Bagi saya ini novel religi islami yang pertama kali saya baca. Walau bukan seorang muslim saya tak merasa kesulitan dalam memahami dan memaknai pesan-pesan moral yang hendak disampaikan penulisnya. Bagi saya nilai-nilai religi islami yang tertuang dalam novel ini sangat universal dan bisa dipahami dan dimaknai oleh semua pembaca tanpa harus terbatasi oleh sekat-sekat agama.

@htanzil

5 comments:

Fanda said...

Seringkali judul itu bisa menipu. Kupikir sepintas buku ini mengumpulkan berbagai mesjid & sejarahnya di tanah air. Ternyata salah besar.
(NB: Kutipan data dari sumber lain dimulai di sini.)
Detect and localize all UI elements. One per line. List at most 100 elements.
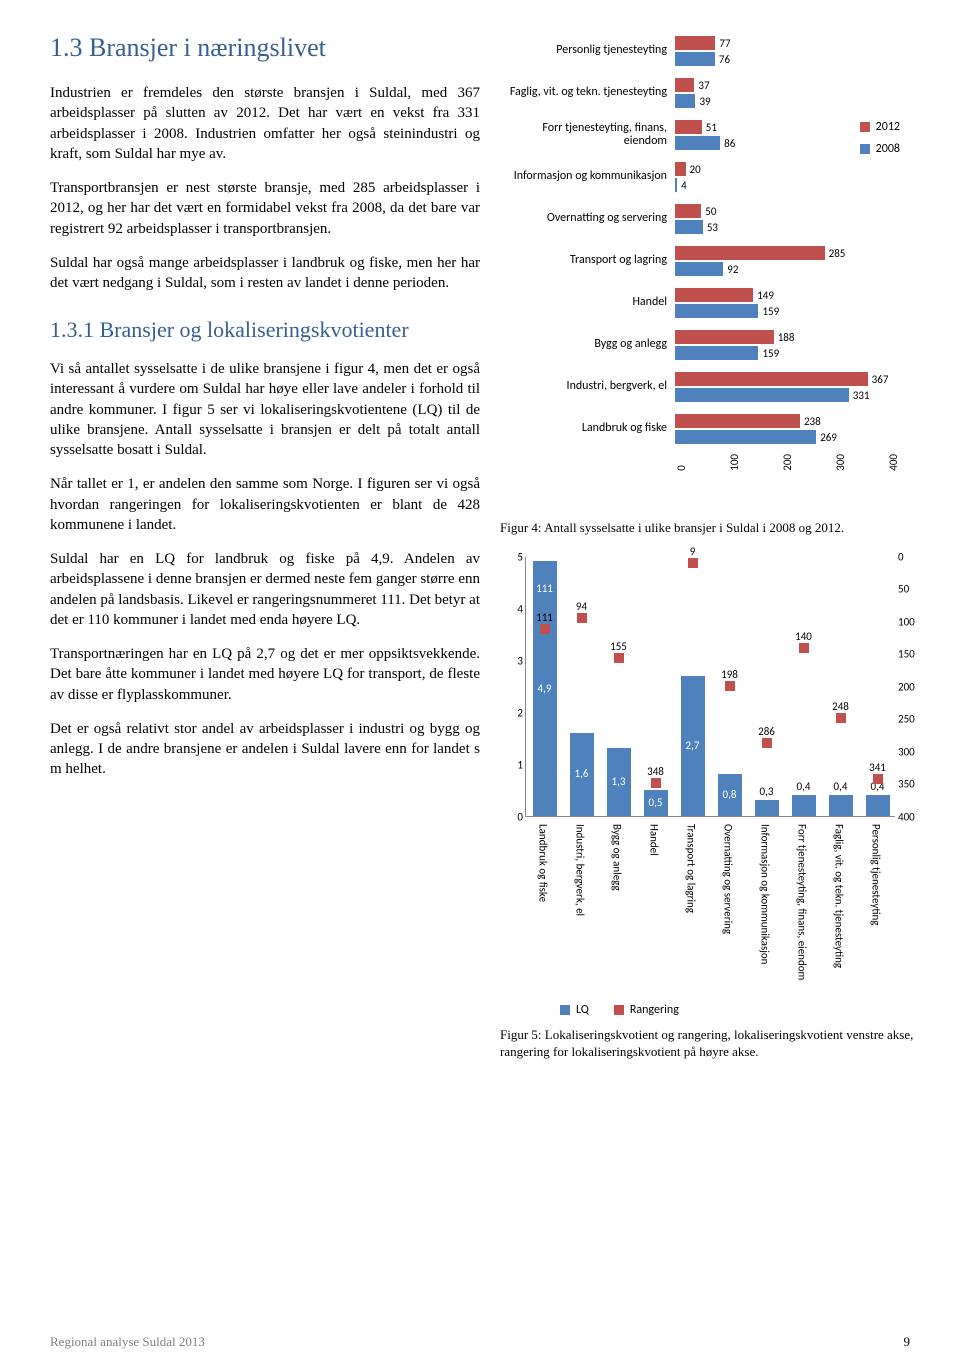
axis-tick-label: 1 [501,758,523,771]
rank-marker [762,738,772,748]
bar-2012: 77 [675,36,900,50]
axis-tick-label: 50 [898,583,923,596]
legend-swatch-lq [560,1005,570,1015]
bar-2012: 149 [675,288,900,302]
chart-category-label: Industri, bergverk, el [500,380,675,393]
bar-value-label: 53 [703,221,718,234]
bar-value-label: 92 [723,263,738,276]
axis-tick-label: 400 [898,810,923,823]
chart-x-axis: 0100200300400 [500,454,900,471]
chart-category-label: Informasjon og kommunikasjon [760,824,771,964]
bar-value-label: 4 [677,179,687,192]
bar-2008: 92 [675,262,900,276]
bar-2012: 50 [675,204,900,218]
lq-value-label: 0,4 [792,780,816,793]
lq-bar [755,800,779,816]
axis-tick-label: 150 [898,648,923,661]
rank-value-label: 341 [869,761,886,774]
bar-value-label: 76 [715,53,730,66]
axis-tick-label: 350 [898,778,923,791]
bar-value-label: 367 [868,373,889,386]
chart-row: Faglig, vit. og tekn. tjenesteyting3739 [500,72,900,114]
rank-marker [873,774,883,784]
rank-marker [540,624,550,634]
body-paragraph: Industrien er fremdeles den største bran… [50,83,480,164]
bar-value-label: 159 [758,305,779,318]
rank-marker [688,558,698,568]
subsection-heading: 1.3.1 Bransjer og lokaliseringskvotiente… [50,315,480,345]
employment-by-industry-chart: 2012 2008 Personlig tjenesteyting7776Fag… [500,30,900,510]
bar-value-label: 238 [800,415,821,428]
rank-value-label: 140 [795,630,812,643]
axis-tick-label: 5 [501,550,523,563]
chart-legend: LQ Rangering [560,1003,679,1017]
body-paragraph: Suldal har også mange arbeidsplasser i l… [50,253,480,294]
axis-tick-label: 200 [781,454,794,471]
axis-tick-label: 300 [834,454,847,471]
rank-marker [725,681,735,691]
legend-label-rank: Rangering [630,1003,679,1017]
axis-tick-label: 0 [501,810,523,823]
page-number: 9 [904,1334,911,1350]
chart-row: Informasjon og kommunikasjon 20 4 [500,156,900,198]
lq-bar [792,795,816,816]
rank-value-label: 348 [647,765,664,778]
rank-value-label: 198 [721,668,738,681]
chart-category-label: Handel [649,824,660,856]
chart-category-label: Informasjon og kommunikasjon [500,170,675,183]
bar-value-label: 188 [774,331,795,344]
chart-category-label: Transport og lagring [500,254,675,267]
rank-value-label: 248 [832,700,849,713]
chart-category-label: Landbruk og fiske [538,824,549,902]
axis-tick-label: 100 [728,454,741,471]
bar-value-label: 331 [849,389,870,402]
axis-tick-label: 3 [501,654,523,667]
lq-value-label: 0,3 [755,785,779,798]
lq-value-label: 0,4 [829,780,853,793]
rank-value-label: 94 [576,600,587,613]
chart-category-label: Faglig, vit. og tekn. tjenesteyting [834,824,845,968]
rank-marker [614,653,624,663]
bar-value-label: 51 [702,121,717,134]
rank-marker [651,778,661,788]
bar-2012: 20 [675,162,900,176]
body-paragraph: Transportnæringen har en LQ på 2,7 og de… [50,644,480,705]
bar-2012: 285 [675,246,900,260]
chart-category-label: Landbruk og fiske [500,422,675,435]
bar-2008: 159 [675,346,900,360]
footer-source: Regional analyse Suldal 2013 [50,1334,205,1350]
page-footer: Regional analyse Suldal 2013 9 [50,1334,910,1350]
chart-row: Handel149159 [500,282,900,324]
chart-row: Industri, bergverk, el 367 331 [500,366,900,408]
body-paragraph: Transportbransjen er nest største bransj… [50,178,480,239]
axis-tick-label: 200 [898,680,923,693]
bar-value-label: 285 [825,247,846,260]
bar-2008: 53 [675,220,900,234]
rank-value-label: 111 [536,611,553,624]
chart-category-label: Overnatting og servering [500,212,675,225]
bar-value-label: 149 [753,289,774,302]
chart-category-label: Personlig tjenesteyting [500,44,675,57]
bar-2008: 76 [675,52,900,66]
bar-value-label: 20 [686,163,701,176]
bar-2012: 238 [675,414,900,428]
lq-ranking-chart: 0123450501001502002503003504004,91111111… [500,557,920,1017]
axis-tick-label: 0 [898,550,923,563]
bar-2008: 86 [675,136,900,150]
bar-value-label: 269 [816,431,837,444]
legend-swatch-rank [614,1005,624,1015]
axis-tick-label: 250 [898,713,923,726]
axis-tick-label: 4 [501,602,523,615]
chart-category-label: Forr tjenesteyting, finans, eiendom [500,122,675,148]
axis-tick-label: 400 [887,454,900,471]
body-paragraph: Det er også relativt stor andel av arbei… [50,719,480,780]
chart-row: Overnatting og servering 50 53 [500,198,900,240]
lq-bar [866,795,890,816]
lq-value-label: 4,9 [533,682,557,695]
bar-2008: 4 [675,178,900,192]
bar-2012: 188 [675,330,900,344]
bar-2008: 39 [675,94,900,108]
bar-value-label: 50 [701,205,716,218]
body-paragraph: Når tallet er 1, er andelen den samme so… [50,474,480,535]
lq-bar [829,795,853,816]
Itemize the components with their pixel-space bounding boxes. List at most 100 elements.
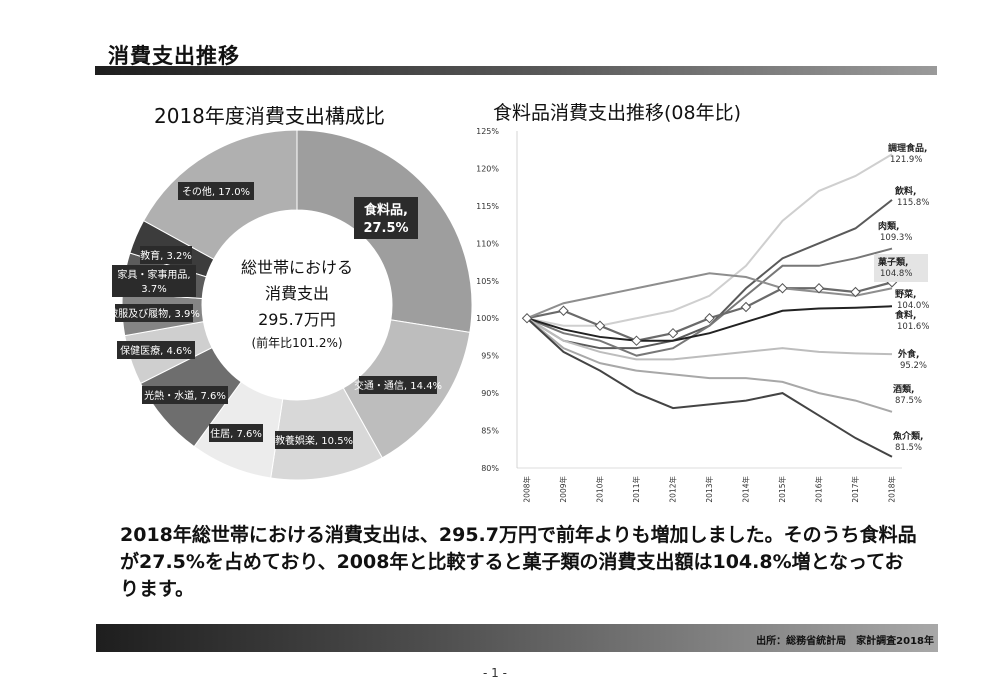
svg-text:3.7%: 3.7% (141, 284, 166, 295)
series-end-label: 野菜,104.0% (895, 288, 929, 311)
svg-text:肉類,: 肉類, (878, 220, 899, 232)
svg-text:住居, 7.6%: 住居, 7.6% (210, 427, 262, 440)
series-marker (777, 283, 788, 294)
series-marker (667, 327, 679, 339)
x-tick-label: 2011年 (631, 476, 641, 503)
x-tick-label: 2016年 (814, 476, 824, 503)
y-tick-label: 120% (476, 164, 499, 173)
series-line (526, 317, 893, 413)
svg-text:酒類,: 酒類, (893, 383, 914, 395)
series-marker (813, 283, 825, 294)
series-marker (850, 286, 861, 298)
y-tick-label: 95% (481, 352, 499, 361)
series-line (526, 281, 893, 342)
x-tick-label: 2009年 (558, 476, 568, 503)
svg-text:調理食品,: 調理食品, (888, 142, 927, 154)
series-marker (558, 305, 569, 316)
series-end-label: 調理食品,121.9% (888, 142, 927, 165)
x-tick-label: 2010年 (595, 476, 605, 503)
svg-text:27.5%: 27.5% (363, 221, 408, 236)
page-number: - 1 - (483, 666, 507, 680)
donut-center-text: 消費支出 (265, 284, 329, 303)
line-chart-title: 食料品消費支出推移(08年比) (493, 102, 742, 124)
donut-center-text: (前年比101.2%) (251, 335, 342, 350)
donut-slice-label: 保健医療, 4.6% (117, 341, 195, 359)
series-end-label: 菓子類,104.8% (874, 254, 928, 282)
x-tick-label: 2013年 (704, 476, 714, 503)
y-tick-label: 80% (481, 464, 499, 473)
svg-text:魚介類,: 魚介類, (893, 430, 923, 442)
series-end-label: 魚介類,81.5% (893, 430, 923, 453)
donut-slice-label: 交通・通信, 14.4% (354, 376, 442, 394)
y-tick-label: 125% (476, 127, 499, 136)
y-tick-label: 110% (476, 239, 499, 248)
series-line (526, 317, 893, 361)
donut-slice-label: 家具・家事用品, 3.7% (112, 265, 196, 297)
donut-slice-label: その他, 17.0% (178, 182, 254, 200)
donut-slice-label: 光熱・水道, 7.6% (142, 386, 228, 404)
series-line (526, 317, 893, 458)
series-line (526, 153, 893, 327)
series-marker (521, 313, 533, 324)
y-tick-label: 85% (481, 427, 499, 436)
svg-text:外食,: 外食, (897, 348, 919, 360)
svg-text:121.9%: 121.9% (890, 155, 922, 165)
x-tick-label: 2018年 (887, 476, 897, 503)
source-text: 出所：総務省統計局 家計調査2018年 (756, 636, 934, 647)
y-tick-label: 100% (476, 314, 499, 323)
series-marker (704, 313, 715, 324)
y-tick-label: 90% (481, 389, 499, 398)
summary-text: 2018年総世帯における消費支出は、295.7万円で前年よりも増加しました。その… (120, 524, 917, 600)
svg-text:109.3%: 109.3% (880, 233, 912, 243)
svg-text:被服及び履物, 3.9%: 被服及び履物, 3.9% (108, 307, 200, 320)
svg-text:食料品,: 食料品, (364, 202, 408, 218)
svg-text:87.5%: 87.5% (895, 396, 922, 406)
series-end-label: 酒類,87.5% (893, 383, 922, 406)
svg-text:教育, 3.2%: 教育, 3.2% (140, 249, 192, 262)
series-line (526, 305, 893, 342)
svg-text:交通・通信, 14.4%: 交通・通信, 14.4% (354, 379, 442, 392)
svg-text:その他, 17.0%: その他, 17.0% (182, 185, 250, 198)
svg-text:教養娯楽, 10.5%: 教養娯楽, 10.5% (275, 434, 353, 447)
x-tick-label: 2017年 (850, 476, 860, 503)
svg-text:光熱・水道, 7.6%: 光熱・水道, 7.6% (144, 389, 226, 402)
donut-center-text: 総世帯における (241, 258, 353, 277)
svg-text:101.6%: 101.6% (897, 322, 929, 332)
donut-chart-title: 2018年度消費支出構成比 (154, 104, 385, 128)
donut-slice-label: 住居, 7.6% (209, 424, 263, 442)
donut-slice-label: 教養娯楽, 10.5% (275, 431, 353, 449)
donut-slice-label: 被服及び履物, 3.9% (108, 304, 200, 322)
svg-text:104.8%: 104.8% (880, 269, 912, 279)
series-line (526, 272, 893, 320)
series-end-label: 食料,101.6% (894, 309, 929, 332)
series-end-label: 飲料,115.8% (894, 185, 929, 208)
svg-text:115.8%: 115.8% (897, 198, 929, 208)
x-tick-label: 2012年 (668, 476, 678, 503)
svg-text:保健医療, 4.6%: 保健医療, 4.6% (120, 344, 192, 357)
svg-text:野菜,: 野菜, (895, 288, 916, 300)
y-tick-label: 115% (476, 202, 499, 211)
page-title: 消費支出推移 (108, 44, 240, 68)
x-tick-label: 2008年 (522, 476, 532, 503)
svg-text:飲料,: 飲料, (894, 185, 916, 197)
donut-slice-label: 教育, 3.2% (140, 246, 192, 264)
svg-text:菓子類,: 菓子類, (877, 256, 908, 268)
svg-text:81.5%: 81.5% (895, 443, 922, 453)
svg-text:家具・家事用品,: 家具・家事用品, (117, 268, 190, 281)
svg-text:104.0%: 104.0% (897, 301, 929, 311)
x-tick-label: 2014年 (741, 476, 751, 503)
series-line (526, 247, 893, 357)
series-marker (740, 301, 752, 313)
series-marker (631, 335, 642, 346)
svg-text:食料,: 食料, (894, 309, 916, 321)
y-tick-label: 105% (476, 277, 499, 286)
series-end-label: 肉類,109.3% (878, 220, 912, 243)
footer-bar (96, 624, 938, 652)
donut-center-text: 295.7万円 (258, 310, 336, 329)
donut-slice-label: 食料品, 27.5% (354, 197, 418, 239)
series-end-label: 外食,95.2% (897, 348, 927, 371)
title-bar (95, 66, 937, 75)
x-tick-label: 2015年 (777, 476, 787, 503)
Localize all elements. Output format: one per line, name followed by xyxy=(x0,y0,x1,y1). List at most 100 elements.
Ide yg bagus memang mengemas novel religi dlm kisah fiksi ya.

Eh, selamat udah berhasil menaklukkan kejenuhan, hehehe...

Tandi Skober said...

Wah, jadi terharu membaca resensi ini.
Makasih Tanzil... sulit saya menerangkan bagaimana bahagianya nvl ini berkenan dibaca dan juga diresensi.

Tabik

Aminah Mustari said...

salam kenal pak tanzil. saya juga sudah baca novel ini. mengasyikkan memang. setuju dengan ulasan pak tanzil ;)

htanzil said...

@Fanda : makasih jg krn obrolan di twitter bikin aku semangat ngereview lagi

@Tandi : owala, ternyata review sederhanaku dibaca penulisnya, makasih Pak Tan! kebanggaan tersendiri jika blog ini disambangi oleh tuan dari Sekober.. :D

@Aminah : Yup! semoga novel ini banyak dibaca orang dan segera bisa dibuat filmnya.

xamthone plus said...

salam kenal ya pa tanzil...
referensi buku" nya.. keren banget..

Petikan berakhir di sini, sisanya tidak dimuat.